Acts of the state, in this case acts of Petrobras or its alter ego Brasoil, are "in connection with" a commercial activity when there is a substantive connection or a causal link between the acts and the commercial activity. Hanil Bank, 148 F.3d at 131. An effect is "direct" if it follows as an immediate consequence of the defendant's activity; the effect need not be substantial or foreseeable. Id.

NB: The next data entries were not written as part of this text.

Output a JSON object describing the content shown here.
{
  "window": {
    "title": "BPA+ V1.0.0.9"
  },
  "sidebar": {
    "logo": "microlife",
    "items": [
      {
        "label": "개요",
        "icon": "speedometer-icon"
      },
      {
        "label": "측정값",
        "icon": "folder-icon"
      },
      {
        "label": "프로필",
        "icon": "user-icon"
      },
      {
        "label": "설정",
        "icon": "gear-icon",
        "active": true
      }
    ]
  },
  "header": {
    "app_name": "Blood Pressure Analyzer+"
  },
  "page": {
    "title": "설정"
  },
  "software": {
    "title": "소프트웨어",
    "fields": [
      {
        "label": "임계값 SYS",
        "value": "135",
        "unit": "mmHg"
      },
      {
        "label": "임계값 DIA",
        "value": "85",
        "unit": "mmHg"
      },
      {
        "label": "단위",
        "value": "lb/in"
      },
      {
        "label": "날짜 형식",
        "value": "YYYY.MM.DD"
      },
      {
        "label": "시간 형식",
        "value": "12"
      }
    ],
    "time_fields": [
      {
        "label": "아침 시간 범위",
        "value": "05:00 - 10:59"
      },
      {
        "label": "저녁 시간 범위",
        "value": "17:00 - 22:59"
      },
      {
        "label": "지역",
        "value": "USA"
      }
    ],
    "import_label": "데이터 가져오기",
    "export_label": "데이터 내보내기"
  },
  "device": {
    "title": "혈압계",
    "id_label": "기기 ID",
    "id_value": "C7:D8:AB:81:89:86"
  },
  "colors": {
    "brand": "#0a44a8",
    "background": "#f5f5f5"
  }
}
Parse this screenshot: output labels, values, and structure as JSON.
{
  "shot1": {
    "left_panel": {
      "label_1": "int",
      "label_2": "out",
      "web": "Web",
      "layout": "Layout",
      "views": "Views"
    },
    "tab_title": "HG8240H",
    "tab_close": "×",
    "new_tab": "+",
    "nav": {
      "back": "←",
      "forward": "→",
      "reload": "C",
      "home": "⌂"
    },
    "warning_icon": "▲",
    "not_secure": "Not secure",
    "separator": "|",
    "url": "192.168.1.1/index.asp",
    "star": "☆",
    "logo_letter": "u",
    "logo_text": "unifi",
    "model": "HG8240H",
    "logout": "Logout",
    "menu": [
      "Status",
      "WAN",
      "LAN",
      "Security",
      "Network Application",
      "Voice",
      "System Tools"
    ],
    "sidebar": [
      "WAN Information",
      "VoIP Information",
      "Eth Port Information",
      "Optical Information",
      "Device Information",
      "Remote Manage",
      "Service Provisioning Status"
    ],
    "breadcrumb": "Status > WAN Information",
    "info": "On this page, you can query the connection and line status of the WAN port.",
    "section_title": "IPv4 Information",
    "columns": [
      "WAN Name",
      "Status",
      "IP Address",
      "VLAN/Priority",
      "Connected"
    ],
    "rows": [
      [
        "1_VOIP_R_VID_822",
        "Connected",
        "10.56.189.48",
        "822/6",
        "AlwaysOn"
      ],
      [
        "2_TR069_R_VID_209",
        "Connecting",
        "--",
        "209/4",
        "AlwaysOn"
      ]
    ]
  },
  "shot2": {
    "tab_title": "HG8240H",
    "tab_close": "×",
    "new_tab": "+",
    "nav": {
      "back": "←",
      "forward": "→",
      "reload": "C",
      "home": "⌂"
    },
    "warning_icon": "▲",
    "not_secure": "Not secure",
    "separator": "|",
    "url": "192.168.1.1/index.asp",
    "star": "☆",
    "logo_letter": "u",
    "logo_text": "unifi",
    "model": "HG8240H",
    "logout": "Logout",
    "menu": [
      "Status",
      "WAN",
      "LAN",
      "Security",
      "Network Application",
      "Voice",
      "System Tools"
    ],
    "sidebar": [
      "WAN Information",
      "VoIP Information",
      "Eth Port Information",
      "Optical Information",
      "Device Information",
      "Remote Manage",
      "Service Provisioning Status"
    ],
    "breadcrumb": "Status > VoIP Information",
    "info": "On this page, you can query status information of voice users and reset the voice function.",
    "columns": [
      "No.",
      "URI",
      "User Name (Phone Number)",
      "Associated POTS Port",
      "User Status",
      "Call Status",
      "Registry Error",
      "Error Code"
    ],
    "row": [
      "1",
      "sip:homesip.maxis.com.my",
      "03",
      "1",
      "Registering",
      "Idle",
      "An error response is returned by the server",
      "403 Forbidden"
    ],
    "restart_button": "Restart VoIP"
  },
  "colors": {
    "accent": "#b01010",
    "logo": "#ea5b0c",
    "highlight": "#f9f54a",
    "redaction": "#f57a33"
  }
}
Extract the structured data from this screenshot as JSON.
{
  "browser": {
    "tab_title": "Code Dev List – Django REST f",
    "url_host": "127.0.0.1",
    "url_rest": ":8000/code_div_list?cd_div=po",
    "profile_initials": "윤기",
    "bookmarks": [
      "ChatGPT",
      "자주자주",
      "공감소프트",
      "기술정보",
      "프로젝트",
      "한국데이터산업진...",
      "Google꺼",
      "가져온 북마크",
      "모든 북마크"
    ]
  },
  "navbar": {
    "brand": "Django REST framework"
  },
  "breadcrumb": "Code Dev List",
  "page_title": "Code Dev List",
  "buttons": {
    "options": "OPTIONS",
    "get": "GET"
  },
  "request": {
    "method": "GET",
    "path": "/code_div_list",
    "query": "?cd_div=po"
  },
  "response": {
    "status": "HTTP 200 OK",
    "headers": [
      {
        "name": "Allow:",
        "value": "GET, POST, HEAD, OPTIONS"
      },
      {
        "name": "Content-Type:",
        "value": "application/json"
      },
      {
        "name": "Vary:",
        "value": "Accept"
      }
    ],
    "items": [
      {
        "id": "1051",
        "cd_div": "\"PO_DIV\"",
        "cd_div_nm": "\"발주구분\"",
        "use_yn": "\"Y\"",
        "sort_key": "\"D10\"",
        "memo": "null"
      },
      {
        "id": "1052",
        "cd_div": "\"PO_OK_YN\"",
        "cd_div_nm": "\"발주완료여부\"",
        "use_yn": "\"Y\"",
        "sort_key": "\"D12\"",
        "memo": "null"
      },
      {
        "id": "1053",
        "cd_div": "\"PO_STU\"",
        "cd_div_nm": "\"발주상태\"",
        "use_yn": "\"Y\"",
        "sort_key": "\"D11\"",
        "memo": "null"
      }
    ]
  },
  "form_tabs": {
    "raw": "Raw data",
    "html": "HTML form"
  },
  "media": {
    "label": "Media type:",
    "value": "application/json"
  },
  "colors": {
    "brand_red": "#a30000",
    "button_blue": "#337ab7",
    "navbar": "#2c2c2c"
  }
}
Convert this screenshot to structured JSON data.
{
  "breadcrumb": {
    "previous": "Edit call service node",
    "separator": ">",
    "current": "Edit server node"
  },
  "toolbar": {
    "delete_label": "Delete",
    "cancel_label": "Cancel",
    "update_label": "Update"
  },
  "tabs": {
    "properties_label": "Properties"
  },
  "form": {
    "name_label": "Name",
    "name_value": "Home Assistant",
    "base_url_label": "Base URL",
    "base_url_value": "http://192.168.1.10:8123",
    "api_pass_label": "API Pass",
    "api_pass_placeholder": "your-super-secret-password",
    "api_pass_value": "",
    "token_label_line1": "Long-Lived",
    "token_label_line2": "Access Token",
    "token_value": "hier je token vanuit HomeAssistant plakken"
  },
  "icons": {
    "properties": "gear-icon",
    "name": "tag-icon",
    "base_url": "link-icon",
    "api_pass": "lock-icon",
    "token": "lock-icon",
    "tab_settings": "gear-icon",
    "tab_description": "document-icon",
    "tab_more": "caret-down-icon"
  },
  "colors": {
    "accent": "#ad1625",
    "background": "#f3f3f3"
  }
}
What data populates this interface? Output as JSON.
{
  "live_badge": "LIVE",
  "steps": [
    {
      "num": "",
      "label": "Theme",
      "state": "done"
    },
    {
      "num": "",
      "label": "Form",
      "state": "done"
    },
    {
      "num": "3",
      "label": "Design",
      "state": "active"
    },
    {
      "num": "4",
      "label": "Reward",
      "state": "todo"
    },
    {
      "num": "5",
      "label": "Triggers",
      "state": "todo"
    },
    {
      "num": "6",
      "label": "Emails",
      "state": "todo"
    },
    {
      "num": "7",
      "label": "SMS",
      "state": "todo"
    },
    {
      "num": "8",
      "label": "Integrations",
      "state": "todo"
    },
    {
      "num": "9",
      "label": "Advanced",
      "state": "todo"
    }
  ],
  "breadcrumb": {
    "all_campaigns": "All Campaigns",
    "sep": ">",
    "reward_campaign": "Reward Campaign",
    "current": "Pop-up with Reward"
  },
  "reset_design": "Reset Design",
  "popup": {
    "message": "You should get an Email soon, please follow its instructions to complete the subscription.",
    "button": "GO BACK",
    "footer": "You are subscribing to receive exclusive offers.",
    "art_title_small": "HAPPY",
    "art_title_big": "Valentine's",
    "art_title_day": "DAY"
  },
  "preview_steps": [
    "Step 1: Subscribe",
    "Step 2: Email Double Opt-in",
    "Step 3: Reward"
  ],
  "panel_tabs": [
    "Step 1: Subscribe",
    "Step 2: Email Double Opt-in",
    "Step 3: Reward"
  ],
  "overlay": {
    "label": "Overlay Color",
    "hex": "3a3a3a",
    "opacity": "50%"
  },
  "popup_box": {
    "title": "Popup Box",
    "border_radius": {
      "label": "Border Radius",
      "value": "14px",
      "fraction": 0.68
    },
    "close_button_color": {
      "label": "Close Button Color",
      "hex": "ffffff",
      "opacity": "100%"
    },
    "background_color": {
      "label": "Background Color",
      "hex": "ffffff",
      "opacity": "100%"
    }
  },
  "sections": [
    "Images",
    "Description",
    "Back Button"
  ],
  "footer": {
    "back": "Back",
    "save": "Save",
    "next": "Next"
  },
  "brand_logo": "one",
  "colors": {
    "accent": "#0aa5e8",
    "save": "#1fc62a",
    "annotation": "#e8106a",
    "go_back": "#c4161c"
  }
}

Plaintiffs alleged, and the district court found, that Petrobras made the decision to declare its co-defendants in default. Braspetro, 1999 WL 307666, at *10. The district court also found that the plaintiffs received notice of the default from "Petrobras/Brasoil." Id. at *3. These acts by or attributable to Petrobras were taken "in connection with" Petrobras's commercial construction projects. The acts triggered plaintiffs' obligations under the P-19 and P-31 performance bonds and thus had the "direct effect" in the United States of giving rise to plaintiffs' claims for indemnification. The indemnity agreements require payment in the United States, are governed by New York law, and invoke the jurisdiction of the United States District Court for the Southern District of New York. United States Fidelity Guaranty Co. v. Petroleo Brasileiro S.A.-Petrobras, 1999 WL 307642, at *3 (S.D.N.Y. May 17, 1999). Thus, Petrobras is not entitled to sovereign immunity because its acts placed it within the commercial activity exception to the FSIA.
Of course, in both cases the district court may reexamine its subject matter jurisdiction findings as the factual records become more developed. European and Overseas Commodity Traders, S.A. v. Banque Paribas London, 147 F.3d 118, 121 n. 1 (2d Cir. 1998).